The Saribeyler Seferberlik Çöreği is a Bread was firstly made by Sarıbeyler town of Savaştepe district of Balıkesir for the soldiers who went to the front during the 1st World War and the War of Independence, has been produced with the same method for nearly 100 years.
This product traditionally prepared with native and ancestor of Altındane and Mirsa wheat flour, yoghurt made of domestic gray cattle, milk, north Aegean olive oil, sugar and tarhana yeast.

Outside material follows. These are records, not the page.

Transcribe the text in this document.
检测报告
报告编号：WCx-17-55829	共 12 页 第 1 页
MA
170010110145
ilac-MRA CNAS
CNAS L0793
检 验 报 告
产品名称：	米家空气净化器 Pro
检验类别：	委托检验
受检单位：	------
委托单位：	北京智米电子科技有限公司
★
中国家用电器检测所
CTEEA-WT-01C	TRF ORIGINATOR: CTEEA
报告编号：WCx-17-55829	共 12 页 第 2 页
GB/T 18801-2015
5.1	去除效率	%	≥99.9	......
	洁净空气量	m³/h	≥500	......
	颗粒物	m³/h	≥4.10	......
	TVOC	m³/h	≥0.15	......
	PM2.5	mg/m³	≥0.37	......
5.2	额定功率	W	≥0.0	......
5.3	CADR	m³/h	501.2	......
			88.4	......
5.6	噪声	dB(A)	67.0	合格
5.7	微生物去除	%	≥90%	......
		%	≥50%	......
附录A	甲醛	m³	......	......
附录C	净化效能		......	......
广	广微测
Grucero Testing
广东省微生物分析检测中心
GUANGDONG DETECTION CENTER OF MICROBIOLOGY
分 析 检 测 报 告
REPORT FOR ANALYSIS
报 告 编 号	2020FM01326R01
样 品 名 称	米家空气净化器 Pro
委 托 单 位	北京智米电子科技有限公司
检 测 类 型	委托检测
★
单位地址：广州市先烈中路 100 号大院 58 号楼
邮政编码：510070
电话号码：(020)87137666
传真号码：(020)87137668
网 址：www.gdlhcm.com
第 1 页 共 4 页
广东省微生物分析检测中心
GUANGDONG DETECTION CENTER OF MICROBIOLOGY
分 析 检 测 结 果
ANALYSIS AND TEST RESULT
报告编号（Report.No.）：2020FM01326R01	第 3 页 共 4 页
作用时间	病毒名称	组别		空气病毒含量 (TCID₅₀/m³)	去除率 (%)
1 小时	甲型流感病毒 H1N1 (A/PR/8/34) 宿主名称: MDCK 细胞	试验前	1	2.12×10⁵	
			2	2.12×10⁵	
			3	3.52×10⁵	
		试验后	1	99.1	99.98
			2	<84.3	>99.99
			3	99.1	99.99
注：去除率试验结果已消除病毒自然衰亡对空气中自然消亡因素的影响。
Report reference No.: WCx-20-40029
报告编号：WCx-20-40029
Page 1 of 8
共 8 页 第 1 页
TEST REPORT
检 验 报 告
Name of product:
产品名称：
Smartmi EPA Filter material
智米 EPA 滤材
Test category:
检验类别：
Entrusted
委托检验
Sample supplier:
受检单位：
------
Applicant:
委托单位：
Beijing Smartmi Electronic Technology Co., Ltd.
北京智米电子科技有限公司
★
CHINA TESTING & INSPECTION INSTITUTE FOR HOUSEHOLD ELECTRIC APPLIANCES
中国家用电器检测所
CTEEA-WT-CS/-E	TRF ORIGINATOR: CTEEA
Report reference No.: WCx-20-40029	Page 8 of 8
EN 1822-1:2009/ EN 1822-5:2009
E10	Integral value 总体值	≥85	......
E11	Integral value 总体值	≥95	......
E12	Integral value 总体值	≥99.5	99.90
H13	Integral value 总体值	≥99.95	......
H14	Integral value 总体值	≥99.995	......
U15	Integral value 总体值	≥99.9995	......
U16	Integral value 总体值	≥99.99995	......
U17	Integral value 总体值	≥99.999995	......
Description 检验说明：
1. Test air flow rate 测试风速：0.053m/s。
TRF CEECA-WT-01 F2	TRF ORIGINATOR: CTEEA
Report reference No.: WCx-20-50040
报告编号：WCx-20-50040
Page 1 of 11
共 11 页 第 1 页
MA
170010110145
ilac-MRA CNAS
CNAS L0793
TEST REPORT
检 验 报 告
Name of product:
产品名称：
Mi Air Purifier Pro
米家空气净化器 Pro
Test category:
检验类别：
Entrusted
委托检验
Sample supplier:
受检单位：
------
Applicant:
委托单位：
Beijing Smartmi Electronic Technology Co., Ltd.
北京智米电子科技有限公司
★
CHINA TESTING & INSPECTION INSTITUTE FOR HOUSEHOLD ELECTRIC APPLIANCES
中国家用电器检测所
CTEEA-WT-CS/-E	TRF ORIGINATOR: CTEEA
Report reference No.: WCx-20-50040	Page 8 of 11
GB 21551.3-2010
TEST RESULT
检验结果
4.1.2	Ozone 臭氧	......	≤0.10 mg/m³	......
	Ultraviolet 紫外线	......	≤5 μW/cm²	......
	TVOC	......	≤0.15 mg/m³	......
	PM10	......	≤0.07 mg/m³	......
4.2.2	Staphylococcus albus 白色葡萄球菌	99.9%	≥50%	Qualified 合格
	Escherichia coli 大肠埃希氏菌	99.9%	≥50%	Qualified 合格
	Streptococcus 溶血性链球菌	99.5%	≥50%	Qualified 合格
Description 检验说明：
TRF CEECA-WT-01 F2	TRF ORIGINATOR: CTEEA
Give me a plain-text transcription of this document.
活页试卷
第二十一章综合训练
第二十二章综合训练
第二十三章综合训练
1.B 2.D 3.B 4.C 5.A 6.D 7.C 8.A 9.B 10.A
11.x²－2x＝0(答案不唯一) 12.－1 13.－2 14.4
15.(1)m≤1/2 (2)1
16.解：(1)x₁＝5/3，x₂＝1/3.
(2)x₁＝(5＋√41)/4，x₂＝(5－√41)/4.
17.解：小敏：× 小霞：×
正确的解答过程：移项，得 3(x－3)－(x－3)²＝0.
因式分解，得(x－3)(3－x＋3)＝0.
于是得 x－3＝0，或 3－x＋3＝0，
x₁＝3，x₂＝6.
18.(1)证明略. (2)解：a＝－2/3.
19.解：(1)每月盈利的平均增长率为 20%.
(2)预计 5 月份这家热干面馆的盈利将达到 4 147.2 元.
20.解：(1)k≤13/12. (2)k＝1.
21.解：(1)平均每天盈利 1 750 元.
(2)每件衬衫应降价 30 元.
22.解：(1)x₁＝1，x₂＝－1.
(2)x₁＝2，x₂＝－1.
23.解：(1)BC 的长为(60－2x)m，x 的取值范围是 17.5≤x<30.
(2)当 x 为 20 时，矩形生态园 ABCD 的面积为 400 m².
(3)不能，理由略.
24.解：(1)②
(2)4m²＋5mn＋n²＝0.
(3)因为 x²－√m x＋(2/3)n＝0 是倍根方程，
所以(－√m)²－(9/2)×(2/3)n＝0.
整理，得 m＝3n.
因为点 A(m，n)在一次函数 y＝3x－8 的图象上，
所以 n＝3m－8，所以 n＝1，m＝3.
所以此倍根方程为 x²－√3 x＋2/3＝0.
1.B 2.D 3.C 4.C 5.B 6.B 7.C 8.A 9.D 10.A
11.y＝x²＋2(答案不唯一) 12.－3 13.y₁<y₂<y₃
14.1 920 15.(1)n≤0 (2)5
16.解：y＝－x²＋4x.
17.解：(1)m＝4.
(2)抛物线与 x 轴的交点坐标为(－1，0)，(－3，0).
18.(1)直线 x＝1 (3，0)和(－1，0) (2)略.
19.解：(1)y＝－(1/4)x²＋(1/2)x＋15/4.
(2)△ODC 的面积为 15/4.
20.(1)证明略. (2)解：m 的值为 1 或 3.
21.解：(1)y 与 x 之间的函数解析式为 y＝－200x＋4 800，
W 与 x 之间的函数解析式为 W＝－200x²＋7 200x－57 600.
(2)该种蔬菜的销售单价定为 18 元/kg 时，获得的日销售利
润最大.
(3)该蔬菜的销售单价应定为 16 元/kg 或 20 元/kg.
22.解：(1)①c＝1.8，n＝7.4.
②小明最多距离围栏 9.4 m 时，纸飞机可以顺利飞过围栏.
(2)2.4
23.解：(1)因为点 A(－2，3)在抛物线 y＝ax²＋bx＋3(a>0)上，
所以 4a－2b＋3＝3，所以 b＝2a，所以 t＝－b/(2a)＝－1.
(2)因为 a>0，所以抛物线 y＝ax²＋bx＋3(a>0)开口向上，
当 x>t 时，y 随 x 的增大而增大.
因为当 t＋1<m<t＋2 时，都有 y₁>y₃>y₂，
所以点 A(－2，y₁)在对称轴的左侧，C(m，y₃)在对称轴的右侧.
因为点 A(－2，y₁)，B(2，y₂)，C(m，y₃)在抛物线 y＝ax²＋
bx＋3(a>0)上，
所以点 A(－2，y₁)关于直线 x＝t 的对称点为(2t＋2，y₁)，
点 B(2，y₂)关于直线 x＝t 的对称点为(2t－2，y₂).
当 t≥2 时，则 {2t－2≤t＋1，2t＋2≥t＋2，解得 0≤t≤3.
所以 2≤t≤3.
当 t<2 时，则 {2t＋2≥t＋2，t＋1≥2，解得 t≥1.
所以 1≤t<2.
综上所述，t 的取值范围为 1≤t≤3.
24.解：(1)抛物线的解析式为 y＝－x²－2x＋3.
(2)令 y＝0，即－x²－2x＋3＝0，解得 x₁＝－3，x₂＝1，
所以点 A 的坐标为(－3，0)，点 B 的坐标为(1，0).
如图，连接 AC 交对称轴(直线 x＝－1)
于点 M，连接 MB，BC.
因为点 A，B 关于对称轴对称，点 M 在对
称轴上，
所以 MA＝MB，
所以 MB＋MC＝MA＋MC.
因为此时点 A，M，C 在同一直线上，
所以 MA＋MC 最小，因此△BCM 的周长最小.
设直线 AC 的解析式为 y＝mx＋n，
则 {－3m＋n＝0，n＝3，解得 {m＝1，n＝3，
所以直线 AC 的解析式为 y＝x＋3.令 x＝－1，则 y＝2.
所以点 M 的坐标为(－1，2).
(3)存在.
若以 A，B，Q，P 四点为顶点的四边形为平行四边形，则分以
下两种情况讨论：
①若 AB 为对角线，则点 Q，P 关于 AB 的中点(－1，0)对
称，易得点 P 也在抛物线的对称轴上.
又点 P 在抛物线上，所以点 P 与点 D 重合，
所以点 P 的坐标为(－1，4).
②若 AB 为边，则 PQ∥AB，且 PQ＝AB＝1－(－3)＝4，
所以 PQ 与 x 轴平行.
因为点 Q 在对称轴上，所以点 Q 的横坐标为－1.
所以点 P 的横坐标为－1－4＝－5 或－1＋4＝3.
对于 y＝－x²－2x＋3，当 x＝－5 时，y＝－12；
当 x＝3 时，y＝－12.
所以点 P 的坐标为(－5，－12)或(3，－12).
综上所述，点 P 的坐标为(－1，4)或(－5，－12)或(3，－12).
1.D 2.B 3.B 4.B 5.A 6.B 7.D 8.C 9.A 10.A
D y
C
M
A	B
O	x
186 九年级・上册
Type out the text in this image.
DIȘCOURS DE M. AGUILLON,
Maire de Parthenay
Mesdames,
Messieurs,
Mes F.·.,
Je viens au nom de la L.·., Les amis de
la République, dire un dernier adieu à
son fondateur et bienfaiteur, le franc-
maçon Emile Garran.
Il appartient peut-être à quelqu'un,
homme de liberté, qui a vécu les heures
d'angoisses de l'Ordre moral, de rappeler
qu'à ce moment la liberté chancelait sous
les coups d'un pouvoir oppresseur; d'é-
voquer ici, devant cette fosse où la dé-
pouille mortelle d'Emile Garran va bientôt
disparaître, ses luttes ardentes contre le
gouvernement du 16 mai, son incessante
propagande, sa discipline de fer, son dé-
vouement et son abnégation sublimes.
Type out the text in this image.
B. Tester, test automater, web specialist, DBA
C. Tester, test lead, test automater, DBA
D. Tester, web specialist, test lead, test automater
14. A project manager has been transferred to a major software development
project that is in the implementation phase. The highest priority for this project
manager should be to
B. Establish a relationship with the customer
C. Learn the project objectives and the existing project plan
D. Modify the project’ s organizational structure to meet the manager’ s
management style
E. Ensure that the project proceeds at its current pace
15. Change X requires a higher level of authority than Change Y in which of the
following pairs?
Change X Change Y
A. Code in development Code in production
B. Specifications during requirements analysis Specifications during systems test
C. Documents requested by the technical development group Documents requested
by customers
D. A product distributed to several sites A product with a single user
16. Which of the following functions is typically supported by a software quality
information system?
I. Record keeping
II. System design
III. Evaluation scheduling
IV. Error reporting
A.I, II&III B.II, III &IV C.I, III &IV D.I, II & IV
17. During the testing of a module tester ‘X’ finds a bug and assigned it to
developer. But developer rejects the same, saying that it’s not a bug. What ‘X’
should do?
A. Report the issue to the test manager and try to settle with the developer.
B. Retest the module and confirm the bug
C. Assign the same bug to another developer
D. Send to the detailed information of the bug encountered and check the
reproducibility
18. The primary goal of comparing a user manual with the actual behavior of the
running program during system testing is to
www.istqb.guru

The leaven for our dough is also inherited from our great grandmothers. The dough made with ancient yeasts is kneaded in large bowls. The yeast for the bread is prepared from a mixture of yogurt, tarhana, sugar and olive oil the day before and yeast waiting for a day is mixed with flour and water. After forming the dough, divided into small pieces and sesame each one abundantly.
The Seferberlik Bread is made into a round shape, covered with washed sesame seeds and then thrown into the oven in the garden of the houses, are cooked in about 10 minutes and made ready. dried in a cool place and stored for 2-3 months without spoiling with challah colour with savoury taste and like sour bread consistency.
The breads made at the military farewells and weddings are being sent from the man’s house to the girl’s house (in a variable amount depending on the family’s budget, at most 100 units) in special baskets before the wedding, and that the girl’s house put the halva from the boy’s house in these breads and distributed them to her relatives as wedding invitations and consume it both as bread and as a muffin or bun, called “Seferberlik Çöreği “.
Therefore, there is no mass – produced version. Since the limited number of elderly women know the recipe (Traditional process of production) of Seferberlik Çöreği, it is a risk of disappearing. For this reason, the Savaştepe Slow Food community, are trying to attract attention of people so that traditional process of production of “Seferberlik Çöreği” be transferred on to the next generation from our grandmothers and we can lead to preserve such local food heritage.